New chaplain welcomed into the St. Pius X family

Fr. Rey adjusts from parish life to high school priest


Fr. Rey, who grew up in Atlanta, came to St. Pius X in August. He was a parish priest at Christ the King before the Archbishop assigned him to his new position.

Replacing Fr. Michael who was re-assigned to the parish Christ Our King and Savior in Greensboro, Georgia, Fr. Rey comes to us from Christ the King and has been adjusting to the change of transitioning to our school as much as we have adjusted to having a new friendly face on campus.

When Bishop Ned Shlessinger from the Archdiocese of Atlanta initially told Fr. Rey to serve as the new chaplain at St. Pius, he didn’t know how to react.

“I thought it was a joke,” Fr. Rey said. “I thought the bishop was playing a little bit of a cruel trick on me because I already was told that I wasn’t moving.”

However, once he knew his assignment was real, Fr. Rey said he was nervous and unsure of what it would be like.

“High school ministry in particular is wildly different than anything that we do as priests, and we’re not prepared to be chaplains: we’re prepared to be parish priests,” he explained. “That’s how you know you have to trust the holy spirit, because as many concerns as I had, or kind of insecurities that I had even, it’s just proven to be something really beautiful and amazing and I’ve been really happy and fulfilled in the few months I’ve been here.”

With the reassignment Fr. Rey’s whole life changed, not just his job. For example, Instead of praying the Liturgy of the Hours several times a day like he used to at Christ the King, Fr. Rey has had to squeeze his prayers into the mornings and evenings and find other ways to meet the requirements during the school day.

“My prayer schedule is different now,” he said. “All of the work you do is your prayer too, so all of the time I spend with the students, all of the time I spend discussing the mission of the school, I have to make all that a type of prayer as well.”

Another adjustment Fr. Rey pointed out that he has to get used to is was what he eats for lunch.

“[Now,] I eat cafeteria food,” he said, quickly adding, “but it’s very good food. I’m pleased with the food.

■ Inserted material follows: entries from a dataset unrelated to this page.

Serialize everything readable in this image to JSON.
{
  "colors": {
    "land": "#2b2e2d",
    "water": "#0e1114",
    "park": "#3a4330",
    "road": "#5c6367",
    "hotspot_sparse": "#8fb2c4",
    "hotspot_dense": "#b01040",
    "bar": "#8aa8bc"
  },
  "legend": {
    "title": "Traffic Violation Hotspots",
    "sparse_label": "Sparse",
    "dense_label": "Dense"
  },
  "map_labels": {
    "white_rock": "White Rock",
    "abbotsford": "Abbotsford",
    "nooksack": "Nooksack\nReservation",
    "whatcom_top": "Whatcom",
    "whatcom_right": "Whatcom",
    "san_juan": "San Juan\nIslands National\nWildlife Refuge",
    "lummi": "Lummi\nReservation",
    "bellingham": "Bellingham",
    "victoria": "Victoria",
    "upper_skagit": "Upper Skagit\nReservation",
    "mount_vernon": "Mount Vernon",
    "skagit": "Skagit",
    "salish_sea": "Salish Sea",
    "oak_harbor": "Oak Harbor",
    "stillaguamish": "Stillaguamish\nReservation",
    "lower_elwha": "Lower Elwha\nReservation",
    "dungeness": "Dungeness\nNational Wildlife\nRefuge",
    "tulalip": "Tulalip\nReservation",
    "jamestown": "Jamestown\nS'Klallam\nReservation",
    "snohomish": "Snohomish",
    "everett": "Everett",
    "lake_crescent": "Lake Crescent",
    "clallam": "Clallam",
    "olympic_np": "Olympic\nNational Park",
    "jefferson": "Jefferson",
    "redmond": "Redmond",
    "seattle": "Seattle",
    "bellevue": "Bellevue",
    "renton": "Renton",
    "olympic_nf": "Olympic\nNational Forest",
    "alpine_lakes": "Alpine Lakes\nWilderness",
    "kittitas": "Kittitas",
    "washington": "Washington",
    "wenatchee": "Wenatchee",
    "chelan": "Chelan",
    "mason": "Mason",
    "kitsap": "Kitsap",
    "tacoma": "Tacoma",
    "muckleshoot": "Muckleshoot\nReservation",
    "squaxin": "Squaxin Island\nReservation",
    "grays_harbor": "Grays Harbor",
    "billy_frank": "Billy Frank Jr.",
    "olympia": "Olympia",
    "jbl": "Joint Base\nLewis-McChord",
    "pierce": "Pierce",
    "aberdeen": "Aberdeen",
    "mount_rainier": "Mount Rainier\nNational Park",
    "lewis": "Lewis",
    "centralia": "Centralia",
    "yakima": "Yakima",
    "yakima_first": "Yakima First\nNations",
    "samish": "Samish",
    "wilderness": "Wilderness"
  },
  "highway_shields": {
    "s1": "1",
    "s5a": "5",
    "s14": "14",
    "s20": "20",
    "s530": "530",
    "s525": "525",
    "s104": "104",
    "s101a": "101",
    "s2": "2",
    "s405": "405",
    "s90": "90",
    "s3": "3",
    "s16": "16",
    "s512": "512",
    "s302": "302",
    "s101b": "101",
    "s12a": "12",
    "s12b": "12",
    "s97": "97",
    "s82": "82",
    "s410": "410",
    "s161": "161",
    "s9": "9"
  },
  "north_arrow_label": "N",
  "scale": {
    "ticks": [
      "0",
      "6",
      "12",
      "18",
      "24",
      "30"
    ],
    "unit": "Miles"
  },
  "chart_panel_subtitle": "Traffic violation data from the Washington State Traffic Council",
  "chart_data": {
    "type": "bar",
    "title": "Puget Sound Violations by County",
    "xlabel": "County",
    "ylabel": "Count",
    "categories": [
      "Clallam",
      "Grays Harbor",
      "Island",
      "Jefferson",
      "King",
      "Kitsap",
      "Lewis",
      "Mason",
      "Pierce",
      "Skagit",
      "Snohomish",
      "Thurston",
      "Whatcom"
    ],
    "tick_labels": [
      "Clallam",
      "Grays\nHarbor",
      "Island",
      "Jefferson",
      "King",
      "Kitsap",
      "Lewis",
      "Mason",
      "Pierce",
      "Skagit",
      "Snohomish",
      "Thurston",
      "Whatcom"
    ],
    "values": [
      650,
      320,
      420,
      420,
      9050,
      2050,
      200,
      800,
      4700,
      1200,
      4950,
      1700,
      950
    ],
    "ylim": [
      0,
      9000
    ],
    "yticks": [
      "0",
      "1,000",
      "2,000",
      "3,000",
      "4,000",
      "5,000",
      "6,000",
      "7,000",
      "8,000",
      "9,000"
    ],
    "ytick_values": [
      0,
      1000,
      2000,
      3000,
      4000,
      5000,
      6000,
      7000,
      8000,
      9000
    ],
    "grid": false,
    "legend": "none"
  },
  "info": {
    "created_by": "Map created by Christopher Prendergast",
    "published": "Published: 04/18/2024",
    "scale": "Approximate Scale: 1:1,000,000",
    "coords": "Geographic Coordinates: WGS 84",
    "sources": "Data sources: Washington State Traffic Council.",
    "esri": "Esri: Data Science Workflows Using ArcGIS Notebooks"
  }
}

I mean if anything I eat too much of it.”

One of the most obvious adjustments he’s had to make is ministering to teenage students rather than the wider age group of adults and children he had as parishoners at Christ the King, which has affected how he prepares his homilies.

“One thing I learned is that you can’t really craft a homily perfectly for an audience,” he said. “What I try to do is just rely on the spirit a lot, with this kind of trust that I need to go with what the spirit has put in my heart that I need to preach about, not wash it down, not overcomplicate it; communicate it in a way that people can receive it.”

He continued, “The other part of that is praying really hard that the spirit works in every single person who’s hearing it and I always pray that at least one person gets something from it. I say if my homily can touch one soul, then it’s done its job.”

Ordained at only 25 years old and currently 30, Fr. Rey is younger than most priests and said he enjoys the fact that he can mention memes, vines, viral videos, and other media during his homilies without having to explain them like he did to his older audience at his parish.

“There was always a sort of age difference in the average age of the parish,” he said. “It’s been fun because you guys get references that would probably go over the heads of some of my perishoners elsewhere.”

Beyond the walls of St. Pius, Fr. Rey enjoys spending his time in the kitchen, making food.

Fr. Rey’s father was a chef, which he thinks might have inspired his passion for cooking.

If he wasn’t a priest, Fr. Rey said that he could see himself being in the restaurant industry like his father, or a teacher.

That said, Fr. Rey added that “I don’t know if I’m a very good cook. Some people say that they enjoy my food but I also realize that they might just be trying to be nice to a priest.”

Once he realized that God wasn’t calling him to be a cook for the rest of his life, Father Rey went to the Southern Catholic College in Dawsonville, Georgia, where he came to know one of our current theology teachers.

“Mr. [Andrew] Pudysz and I were actually roommates in college,” he said. “It was a small school, just starting up, so we all are still very good friends.”

Not only did Fr. Rey and Mr. Pudysz go to the same college, they also were around each other before then.

“We knew each other from college but then we also found out later that we actually went to the same middle school,” which was in Lawrenceville.

Fr. Rey and Mr. Pudysz are still good friends to this day, and hang out together frequently.

“It [shows] how God is kind of able to give you friends for the long run like that.”

Overall, Fr. Rey said that coming to St. Pius “has been an adjustment, but a really beautiful one, because it’s a really beautiful community to be a part of.”